Here’s a true story you might not often hear: Smart regulations are creating conditions favoring small businesses, a cornerstone of America’s economy — while also bringing better-than-average-paying jobs.
For proof, one needs to look no further than to the rapidly growing methane mitigation industry. It’s going strong, ready to ramp up work with proven solutions in the wake of the Environmental Protection Agency’s recently-announced methane rules.
“Nearly 60 percent of the companies in our burgeoning methane mitigation industry are small businesses, the growth engine of the American economy,” my colleagues Ben Ratner and Sean Wright write on our Energy Exchange blog. “The median wage of over $30/hour is more than 50 percent greater than the nation’s average.”
That’s high-paying work for addressing a high-impact greenhouse gas. Methane is 84 times more potent than carbon dioxide in the short term. So addressing leaks in the oil and gas supply chain is necessary to turn the corner on climate change.

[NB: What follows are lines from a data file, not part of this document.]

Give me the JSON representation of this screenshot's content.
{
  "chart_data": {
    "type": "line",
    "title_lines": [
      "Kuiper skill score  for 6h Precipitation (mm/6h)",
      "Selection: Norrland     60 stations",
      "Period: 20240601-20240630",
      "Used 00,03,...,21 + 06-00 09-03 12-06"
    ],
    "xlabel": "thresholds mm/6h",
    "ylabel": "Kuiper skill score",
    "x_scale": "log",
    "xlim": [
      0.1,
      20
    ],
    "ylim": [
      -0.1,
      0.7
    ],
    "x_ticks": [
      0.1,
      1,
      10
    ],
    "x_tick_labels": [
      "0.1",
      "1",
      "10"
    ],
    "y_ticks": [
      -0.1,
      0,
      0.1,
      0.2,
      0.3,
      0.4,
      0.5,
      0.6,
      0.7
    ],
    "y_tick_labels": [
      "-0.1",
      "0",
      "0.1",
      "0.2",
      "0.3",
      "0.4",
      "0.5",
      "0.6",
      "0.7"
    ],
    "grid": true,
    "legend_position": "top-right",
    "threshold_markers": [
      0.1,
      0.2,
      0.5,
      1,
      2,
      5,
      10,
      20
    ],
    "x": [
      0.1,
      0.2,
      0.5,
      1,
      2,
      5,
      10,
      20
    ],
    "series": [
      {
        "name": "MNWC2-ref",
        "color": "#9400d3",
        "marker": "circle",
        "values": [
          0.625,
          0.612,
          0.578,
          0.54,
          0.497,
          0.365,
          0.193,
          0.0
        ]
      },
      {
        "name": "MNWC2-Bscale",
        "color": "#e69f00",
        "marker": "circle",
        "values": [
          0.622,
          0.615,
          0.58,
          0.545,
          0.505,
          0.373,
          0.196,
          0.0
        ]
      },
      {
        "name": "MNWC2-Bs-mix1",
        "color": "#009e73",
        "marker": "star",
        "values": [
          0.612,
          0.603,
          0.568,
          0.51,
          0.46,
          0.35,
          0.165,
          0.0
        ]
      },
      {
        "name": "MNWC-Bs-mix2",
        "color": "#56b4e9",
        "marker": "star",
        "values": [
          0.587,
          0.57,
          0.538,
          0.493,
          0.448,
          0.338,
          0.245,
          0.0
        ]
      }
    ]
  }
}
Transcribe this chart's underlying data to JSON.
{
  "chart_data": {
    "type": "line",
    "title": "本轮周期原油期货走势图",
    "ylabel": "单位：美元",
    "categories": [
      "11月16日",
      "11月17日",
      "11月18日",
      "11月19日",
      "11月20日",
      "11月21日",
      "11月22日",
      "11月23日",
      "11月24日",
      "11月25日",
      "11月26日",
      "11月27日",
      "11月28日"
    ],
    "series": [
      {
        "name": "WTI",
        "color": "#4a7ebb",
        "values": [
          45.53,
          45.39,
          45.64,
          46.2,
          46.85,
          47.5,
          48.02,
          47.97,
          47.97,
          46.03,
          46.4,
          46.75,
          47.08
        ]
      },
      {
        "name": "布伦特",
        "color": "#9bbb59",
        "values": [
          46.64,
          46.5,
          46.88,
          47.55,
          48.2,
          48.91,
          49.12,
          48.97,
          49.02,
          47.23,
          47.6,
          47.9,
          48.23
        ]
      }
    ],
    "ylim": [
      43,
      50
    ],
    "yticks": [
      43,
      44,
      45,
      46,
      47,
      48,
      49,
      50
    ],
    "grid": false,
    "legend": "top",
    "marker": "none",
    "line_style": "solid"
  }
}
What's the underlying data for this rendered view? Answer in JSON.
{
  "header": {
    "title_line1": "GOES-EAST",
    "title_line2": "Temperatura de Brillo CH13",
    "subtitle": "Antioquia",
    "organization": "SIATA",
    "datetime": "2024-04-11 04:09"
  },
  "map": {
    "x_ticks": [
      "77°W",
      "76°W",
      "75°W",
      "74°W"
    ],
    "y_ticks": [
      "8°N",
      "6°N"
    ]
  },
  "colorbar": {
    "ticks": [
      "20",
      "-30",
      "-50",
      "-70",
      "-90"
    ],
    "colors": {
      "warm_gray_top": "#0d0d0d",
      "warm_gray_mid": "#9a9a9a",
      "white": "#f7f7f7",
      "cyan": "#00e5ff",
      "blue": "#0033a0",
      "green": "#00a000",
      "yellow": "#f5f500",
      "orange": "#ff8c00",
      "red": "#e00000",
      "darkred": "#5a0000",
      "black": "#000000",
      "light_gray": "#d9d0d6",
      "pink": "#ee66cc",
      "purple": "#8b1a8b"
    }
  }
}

That mitigating these leaks creates economic opportunity in addition to climate benefits is among the many reasons support for EPA’s regulations is strong.
Environmental Defense Fund earlier this year commissioned a report to analyze the methane mitigation landscape and the findings, which Ben and Sean reference above, are staggering. The report highlights a robust and diverse industry, with more than 75 companies present at more than 500 locations across 46 states.
Consider the experience of Rebellion Photonics, Wall Street Journal’s 2013 “Startup of the Year.”
Reducing the oil and gas industry’s methane emissions is an “urgent energy-waste and climate issue,” noted Rebellion’s Chief Executive Officer Allison Lami Sawyer when the new rules were released. Her company has developed camera technology that helps companies quickly find and repair leaks.
Business and job growth via methane mitigation is just one of the many positive outcomes of methane regulations. The new rules also help gas development achieve maximum environmental and economic benefits.
It helps explain why investors representing an impressive $1.5 trillion are already on board.